In terms of learning guitar, actually, my early influence on guitar, a cousin of mine got married and when he got married his wife insisted that he grow up and kind of get rid of all his childhood things. So he gave me his sacred entire Led Zeppelin catalog on vinyl. So I took my great-grandfather’s Epiphone acoustic guitar that I was talking about and borrowed a Fisher-Price record player from my sister and sat in my bedroom the whole summer and learned how to play Led Zeppelin songs by ear.

When did you decide to get some guys together and create a band?

I think in my junior or senior year of high school some friends of mine wanted to be in the high school talent show and they wanted to play hardcore music, punk rock music, and none of the other guitar players that could actually play were interested in playing that kind of music. So they co-opted me into their band and I started playing. They would take me to a lot of the kind of punk rock and hardcore shows in and around New York City and Connecticut and Boston and when I would go and see these bands it was different than seeing the bands that were big in the day. It was different than seeing bands like Motley Crue; that was a big band when I was growing up, even though I wasn’t like a huge fan of theirs. I’d go and see these bands and they were just like IT to me and I thought, I could do that, I can play what those guys are playing. So kind of hardcore and punk rock really inspired me to do it myself and make my own band, to make me want to be on stage playing for people.

You talked about your father meeting all these wonderful musicians. Who was the first real rock star that you met?

I don’t quite remember but I have a story. When I was younger I saw a band called Primus. Do you know who that band is? I don’t know if people still know who that band is.

Yes, I do

Ok, so I saw Primus out on the edge of Long Island before they kind of got big. There was about seventeen people in an old heavy metal club called Sundance that were there to see them and I was so blown away by how good Les Claypool was on bass. I became a huge fan of that band right before their first record came out. When I joined Helmet, Helmet had played with Primus a lot. We never played with Primus when I was in the band but when I joined those guys were friends and I remember being backstage at a Helmet show at a club and Les Claypool was talking to Page Hamilton, the lead singer and guitar player in Helmet. And I just waited around.

I wanted to meet Les so bad I waited for like thirty minutes to get an awkward entrance into the conversation. And I said, like a dork, “I just wanted to tell you that you were a huge influence on me when I was younger and you really kind of inspired me and I almost stopped playing guitar and started playing bass because of you.” And he said something like, “Oh yeah, that’s cool,” and turned away from me and it was really kind of disappointing to me. I’m not sure if that’s a summation of his character cause I only met him that one time but to me it was disappointing. So I’ve always been super shy about meeting people since then that I’ve looked up to. And also I try to remember that when I’m meeting people that are fans of whatever bands that I am currently playing in that come to meet me.

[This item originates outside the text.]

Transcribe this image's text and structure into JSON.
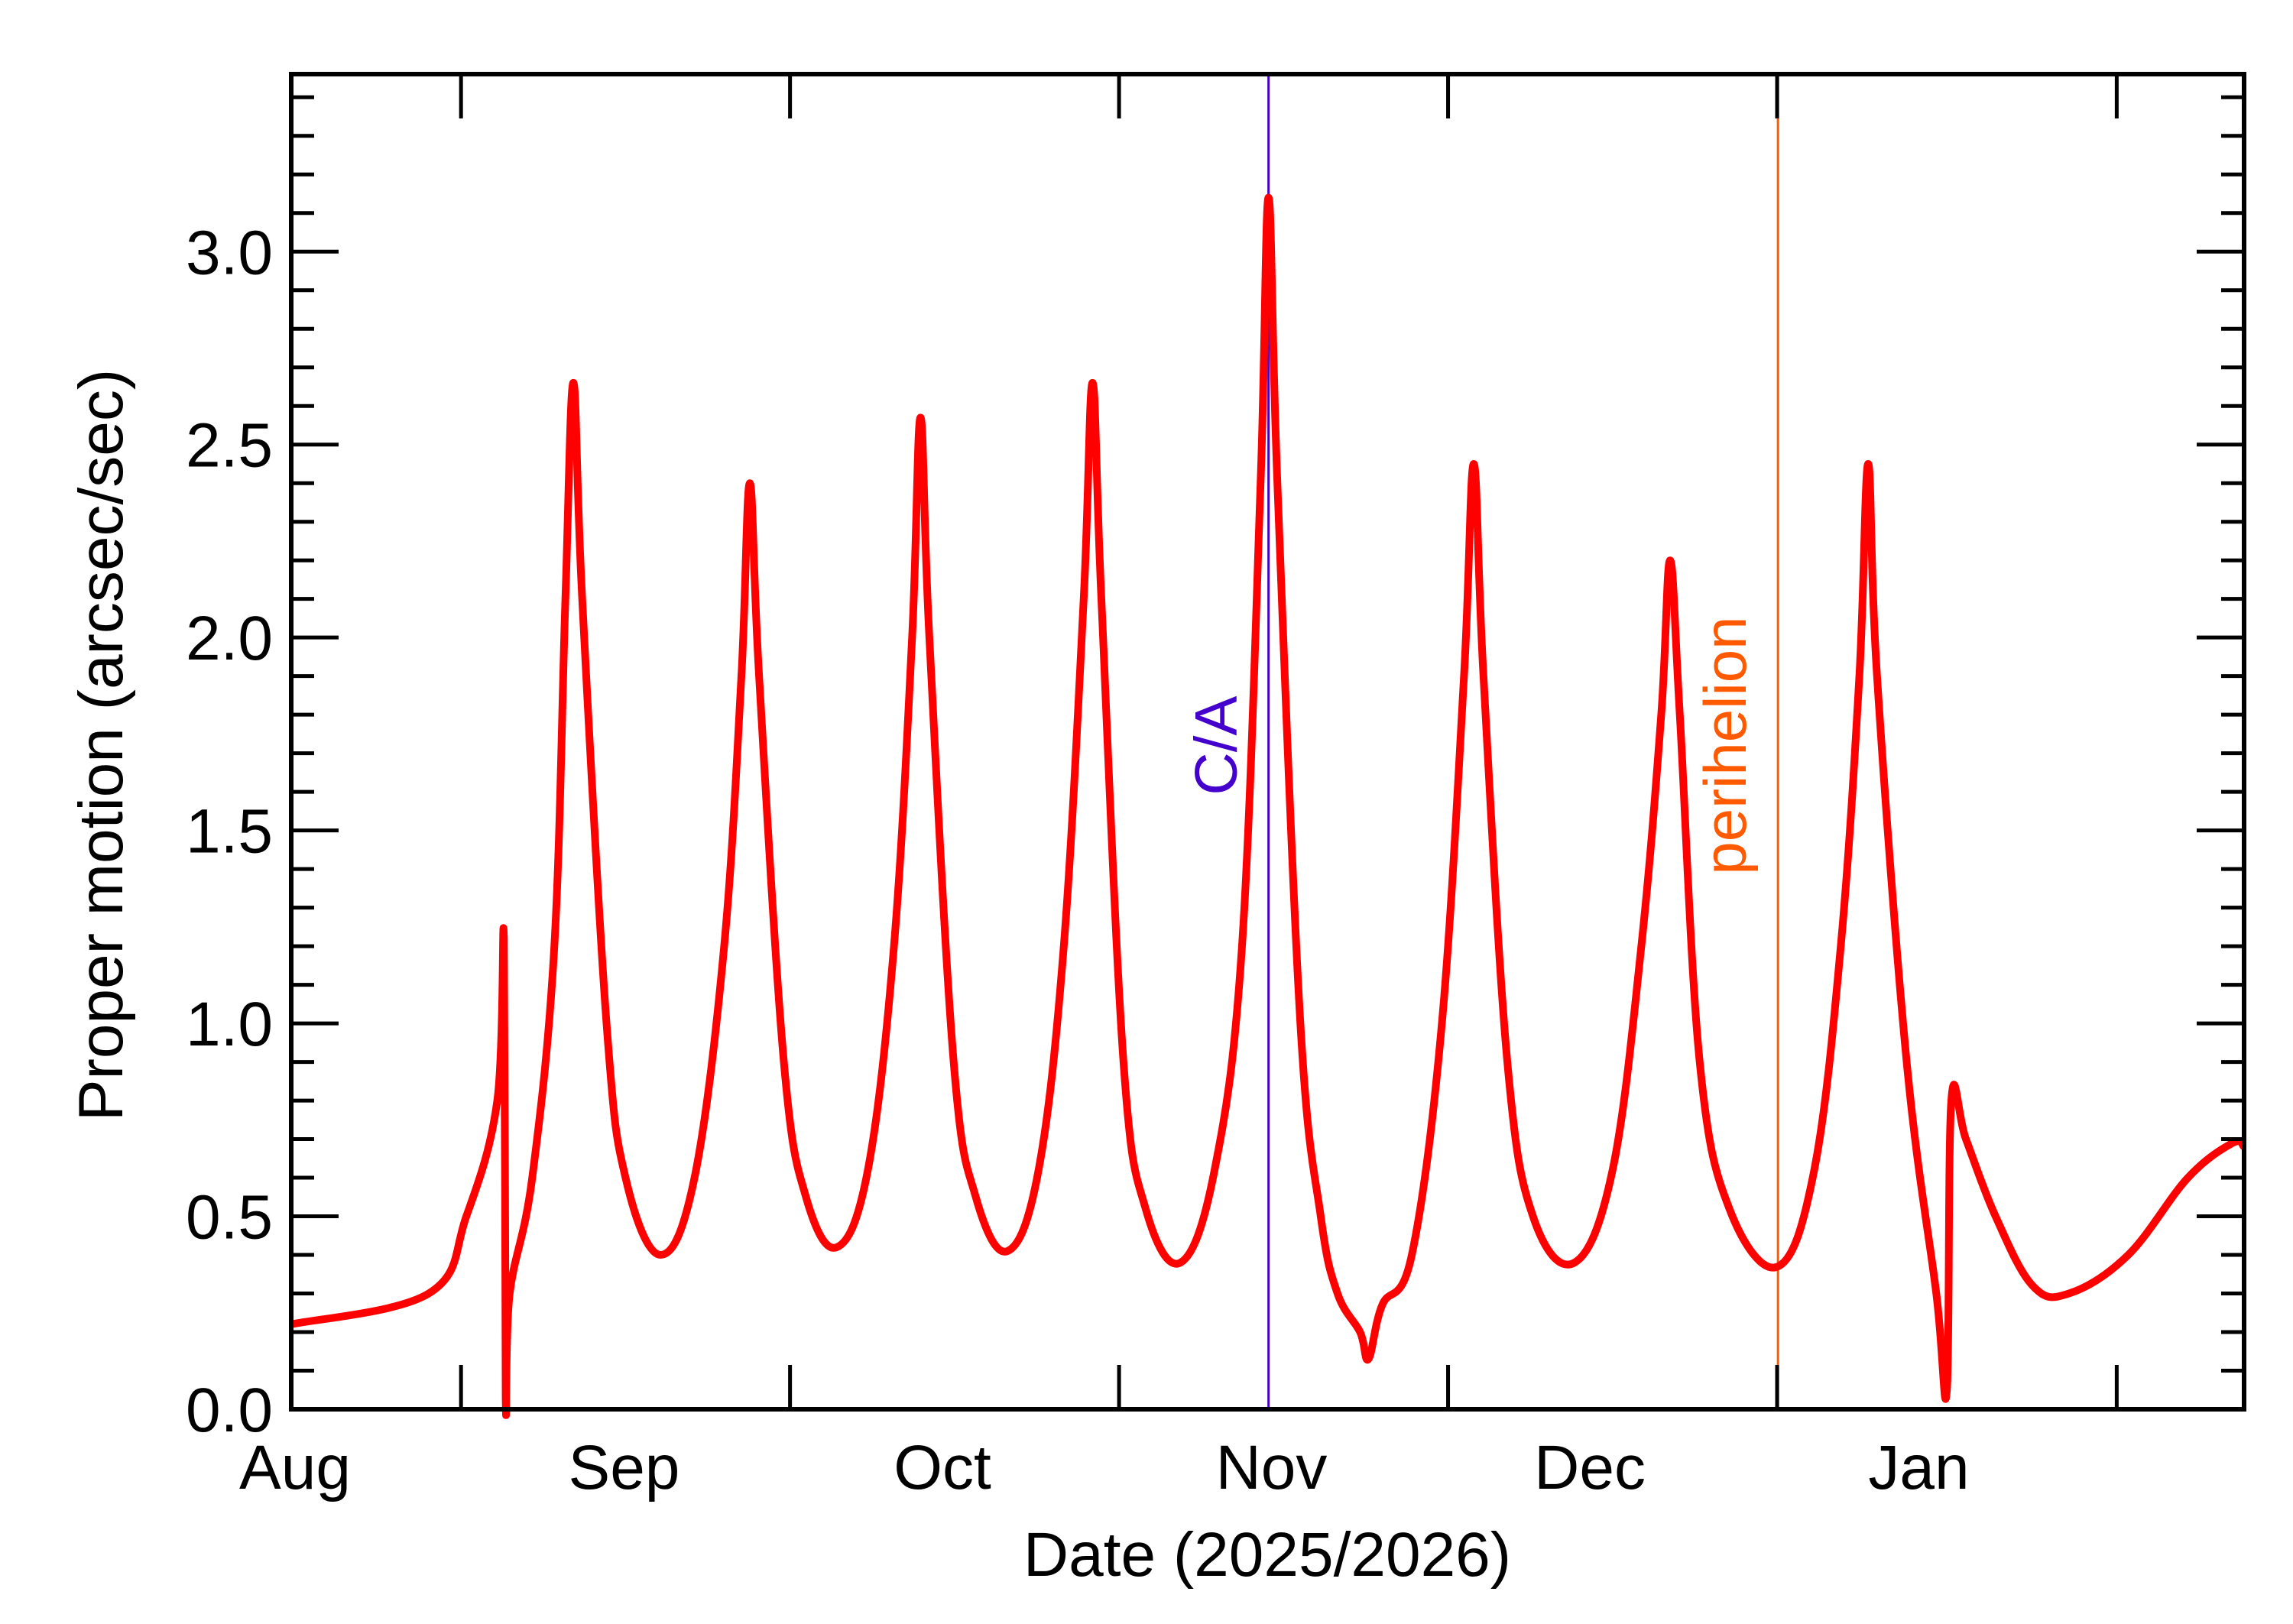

Ok, Gavin called you a perfectionist. Is that a fair assessment?

As a perfectionist I couldn’t say yes

And that’s your final answer?

Yeah, I don’t think I’m a perfectionist cause I think I rarely do things perfectly. It’s what I aspire to do but I think that I rarely accomplish that.

Last question: how far along into being a member of Bush did you get before you started making the songs your own and bringing in your personality to them?

A long time, because it took me a while to kind of feel comfortable with Gavin and what he was doing and I also wanted to be real respectful of the music to the fans. And it wasn’t until Gavin and I started doing the solo record that we really started to spread out. And when we came back into the band, into doing Bush again, I felt like I could add a little bit more of my flavor in to what we were doing. But I still try to be very respectful of the music and of the fans appreciation and knowledge of it. So I take it step by step. I try not to take too many liberties with the music.